There never seems to be enough energy in this modern world. Demand is fuelled by population growth, artificial intelligence (AI), and industrialization in the Global South. That’s why solar, wind, and conventional energy power generation demand continues to grow. We just can’t get enough electricity. At the same time, we face the fallout of our energy avarice, climate change. So, finding new clean energy sources is paramount.
Salinity Gradients To Generate Renewable Energy
The latest new way to generate energy, defined as blue, is osmotic, a renewable way to generate power from natural salinity gradients. Salinity gradients as a power source were previously described in an article on this blog site back in 2017. That research was being conducted at the University of Pennsylvania and described the power potential of salinity gradients to always produce a constant ratio measuring 24 x 7.
Others have expressed interest in the potential of osmotic energy technology, including the Laboratory for Nanoscale Biology at the École Polytechnique Fédérale de Lausanne (EPFL), in Lausanne, Switzerland.
Led by Aleksandra Radenovic, EPFL researchers have developed an ion-selective membrane to harvest power from salinity gradients. The membrane contains tiny channels called nanopores, and uses lipid-coated microscopic bubbles that permeate through it to generate a consistent energy yield. The research was published in a recent paper in the journal Nature Energy.
States Radenovic, in a recent EFPL press release: “Our work brings together the strengths of two main approaches to osmotic energy harvesting: polymer membranes, which inspire our high-porosity architecture; and nanofluidic devices, which we use to define highly charged nanopores. By combining a scalable membrane layout with precisely engineered nanofluidic channels, we achieve highly efficient osmotic energy conversion and open a route toward nanofluidic-based blue-energy systems.”
From Laboratory To Commercial Viability
Of course, what gets done in a laboratory may not scale to commercial viability. The EPFL has two goals:
- Demonstrate lipid bilayer stability over a large area.
- Demonstrate durability in a real-world salinity/freshwater environment.
The challenge of riverine estuaries flowing into the sea is that they are not clean. All kinds of debris flow downstream to the sea. Filtering large particulate matter is easy, but fine particles and chemical contaminants represent challenges that could negatively impact membrane permeability performance. Ultimately, the EPFL team wants to produce a stable GigaWatt-scale salinity gradient power station coming from their research.
Japanese researchers, back in January 2024, published their work looking at the scalability challenges of nanopore osmotic energy.
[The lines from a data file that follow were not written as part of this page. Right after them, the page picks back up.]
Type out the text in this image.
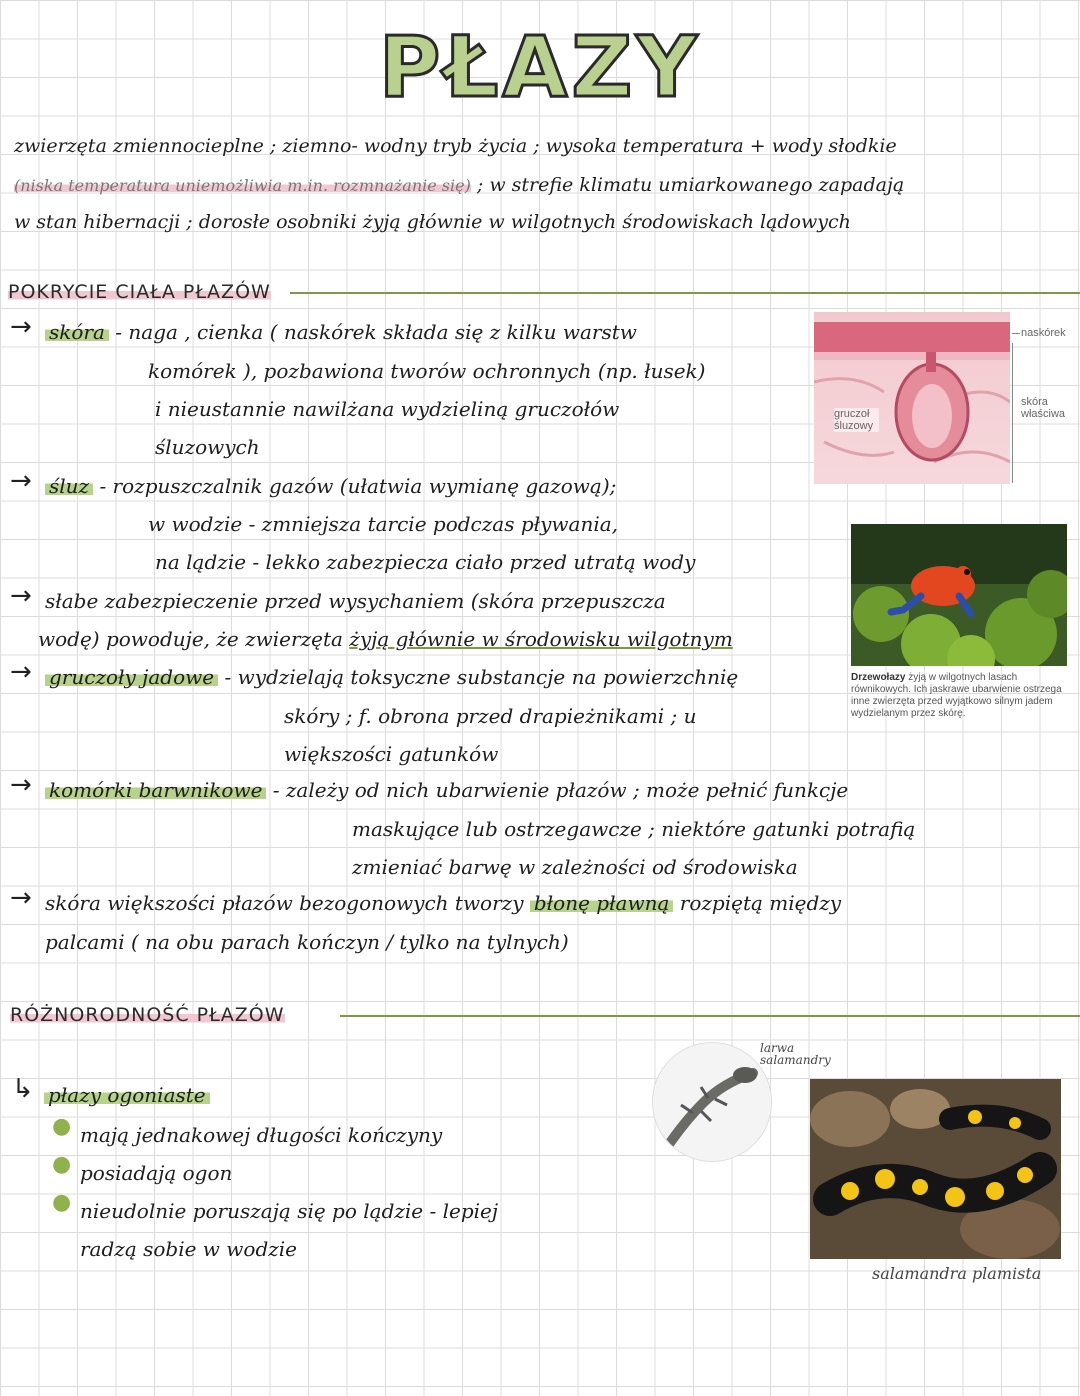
PŁAZY
zwierzęta zmiennocieplne ; ziemno- wodny tryb życia ; wysoka temperatura + wody słodkie
(niska temperatura uniemożliwia m.in. rozmnażanie się) ; w strefie klimatu umiarkowanego zapadają
w stan hibernacji ; dorosłe osobniki żyją głównie w wilgotnych środowiskach lądowych
POKRYCIE CIAŁA PŁAZÓW
→ skóra - naga , cienka ( naskórek składa się z kilku warstw
komórek ), pozbawiona tworów ochronnych (np. łusek)
i nieustannie nawilżana wydzieliną gruczołów
śluzowych
naskórek
skóra właściwa
gruczoł śluzowy
→ śluz - rozpuszczalnik gazów (ułatwia wymianę gazową);
w wodzie - zmniejsza tarcie podczas pływania,
na lądzie - lekko zabezpiecza ciało przed utratą wody
Drzewołazy żyją w wilgotnych lasach równikowych. Ich jaskrawe ubarwienie ostrzega inne zwierzęta przed wyjątkowo silnym jadem wydzielanym przez skórę.
→ słabe zabezpieczenie przed wysychaniem (skóra przepuszcza
wodę) powoduje, że zwierzęta żyją głównie w środowisku wilgotnym
→ gruczoły jadowe - wydzielają toksyczne substancje na powierzchnię
skóry ; f. obrona przed drapieżnikami ; u
większości gatunków
→ komórki barwnikowe - zależy od nich ubarwienie płazów ; może pełnić funkcje
maskujące lub ostrzegawcze ; niektóre gatunki potrafią
zmieniać barwę w zależności od środowiska
→ skóra większości płazów bezogonowych tworzy błonę pławną rozpiętą między
palcami ( na obu parach kończyn / tylko na tylnych)
RÓŻNORODNOŚĆ PŁAZÓW
larwa salamandry
salamandra plamista
↳ płazy ogoniaste
● mają jednakowej długości kończyny
● posiadają ogon
● nieudolnie poruszają się po lądzie - lepiej
radzą sobie w wodzie
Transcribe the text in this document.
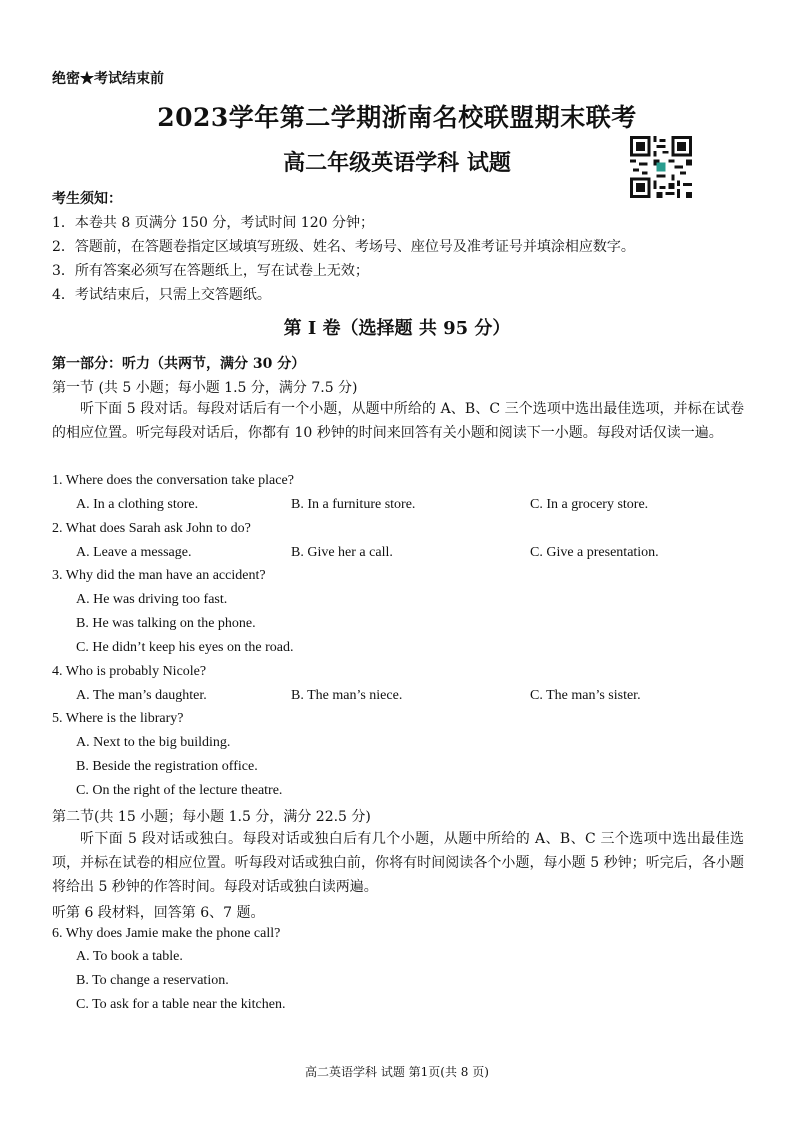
绝密★考试结束前
2023学年第二学期浙南名校联盟期末联考
高二年级英语学科 试题
考生须知：
1．本卷共 8 页满分 150 分，考试时间 120 分钟；
2．答题前，在答题卷指定区域填写班级、姓名、考场号、座位号及准考证号并填涂相应数字。
3．所有答案必须写在答题纸上，写在试卷上无效；
4．考试结束后，只需上交答题纸。
第 I 卷（选择题 共 95 分）
第一部分：听力（共两节，满分 30 分）
第一节 (共 5 小题；每小题 1.5 分，满分 7.5 分)
听下面 5 段对话。每段对话后有一个小题，从题中所给的 A、B、C 三个选项中选出最佳选项，并标在试卷的相应位置。听完每段对话后，你都有 10 秒钟的时间来回答有关小题和阅读下一小题。每段对话仅读一遍。
1. Where does the conversation take place?
A. In a clothing store.	B. In a furniture store.	C. In a grocery store.
2. What does Sarah ask John to do?
A. Leave a message.	B. Give her a call.	C. Give a presentation.
3. Why did the man have an accident?
A. He was driving too fast.
B. He was talking on the phone.
C. He didn’t keep his eyes on the road.
4. Who is probably Nicole?
A. The man’s daughter.	B. The man’s niece.	C. The man’s sister.
5. Where is the library?
A. Next to the big building.
B. Beside the registration office.
C. On the right of the lecture theatre.
第二节(共 15 小题；每小题 1.5 分，满分 22.5 分)
听下面 5 段对话或独白。每段对话或独白后有几个小题，从题中所给的 A、B、C 三个选项中选出最佳选项，并标在试卷的相应位置。听每段对话或独白前，你将有时间阅读各个小题，每小题 5 秒钟；听完后，各小题将给出 5 秒钟的作答时间。每段对话或独白读两遍。
听第 6 段材料，回答第 6、7 题。
6. Why does Jamie make the phone call?
A. To book a table.
B. To change a reservation.
C. To ask for a table near the kitchen.
高二英语学科 试题 第1页(共 8 页)
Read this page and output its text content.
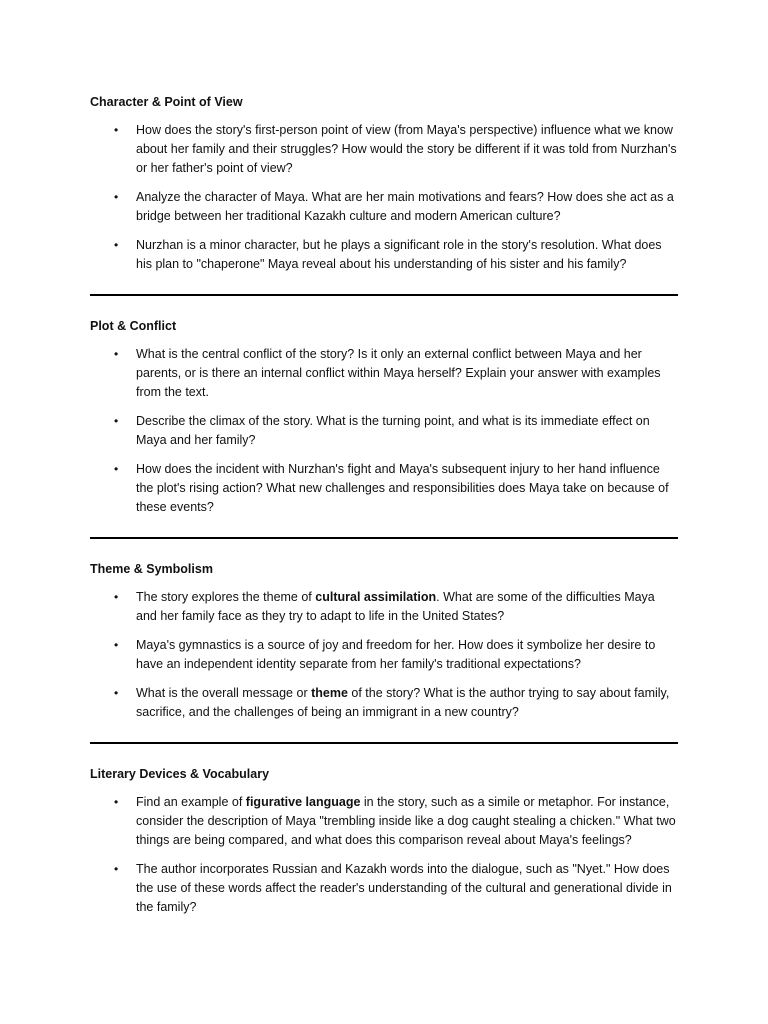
Character & Point of View
• How does the story's first-person point of view (from Maya's perspective) influence what we know about her family and their struggles? How would the story be different if it was told from Nurzhan's or her father's point of view?
• Analyze the character of Maya. What are her main motivations and fears? How does she act as a bridge between her traditional Kazakh culture and modern American culture?
• Nurzhan is a minor character, but he plays a significant role in the story's resolution. What does his plan to "chaperone" Maya reveal about his understanding of his sister and his family?
Plot & Conflict
• What is the central conflict of the story? Is it only an external conflict between Maya and her parents, or is there an internal conflict within Maya herself? Explain your answer with examples from the text.
• Describe the climax of the story. What is the turning point, and what is its immediate effect on Maya and her family?
• How does the incident with Nurzhan's fight and Maya's subsequent injury to her hand influence the plot's rising action? What new challenges and responsibilities does Maya take on because of these events?
Theme & Symbolism
• The story explores the theme of cultural assimilation. What are some of the difficulties Maya and her family face as they try to adapt to life in the United States?
• Maya's gymnastics is a source of joy and freedom for her. How does it symbolize her desire to have an independent identity separate from her family's traditional expectations?
• What is the overall message or theme of the story? What is the author trying to say about family, sacrifice, and the challenges of being an immigrant in a new country?
Literary Devices & Vocabulary
• Find an example of figurative language in the story, such as a simile or metaphor. For instance, consider the description of Maya "trembling inside like a dog caught stealing a chicken." What two things are being compared, and what does this comparison reveal about Maya's feelings?
• The author incorporates Russian and Kazakh words into the dialogue, such as "Nyet." How does the use of these words affect the reader's understanding of the cultural and generational divide in the family?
They looked at blue energy conversion potentials in artificial environments, describing scalability challenges, and noting:
“There is still a huge gap between the performances of a single-nanopore and a porous membrane, highlighting a crucial factor that considerably degrades the ability of the nanofluidic osmotic power generators.”
The EPFL research has currently produced a 1,000 lipid-coated nanopore membrane arranged in hexagonal patterns. The membrane was tested in a river water-seawater environment where the nanopore hexagons produced 15 watts per square metre, more than 2 to 3 times the power produced by previous polymer salinity gradient membrane technologies. This is a significant breakthrough with EPFL researcher, Yunfei Teng, stating, “The enhanced transport behaviour we observe, driven by hydration lubrication, is universal, and the same principle can be extended beyond blue-energy devices.”
Tzu-Heng Chen, at EPFL, also noted, “By showing how precise control over nanopore geometry and surface properties can fundamentally reshape ion transport, our study moves blue-energy research beyond performance testing and into a true design era.”
EPFL takes osmotic energy produced from saltwater/freshwater interfaces closer to commercial reality. We are much closer to seeing blue energy generator installations at the mouths of rivers meeting the ocean sooner rather than later. It represents an effective and cheap technology that could also be used for seawater desalination.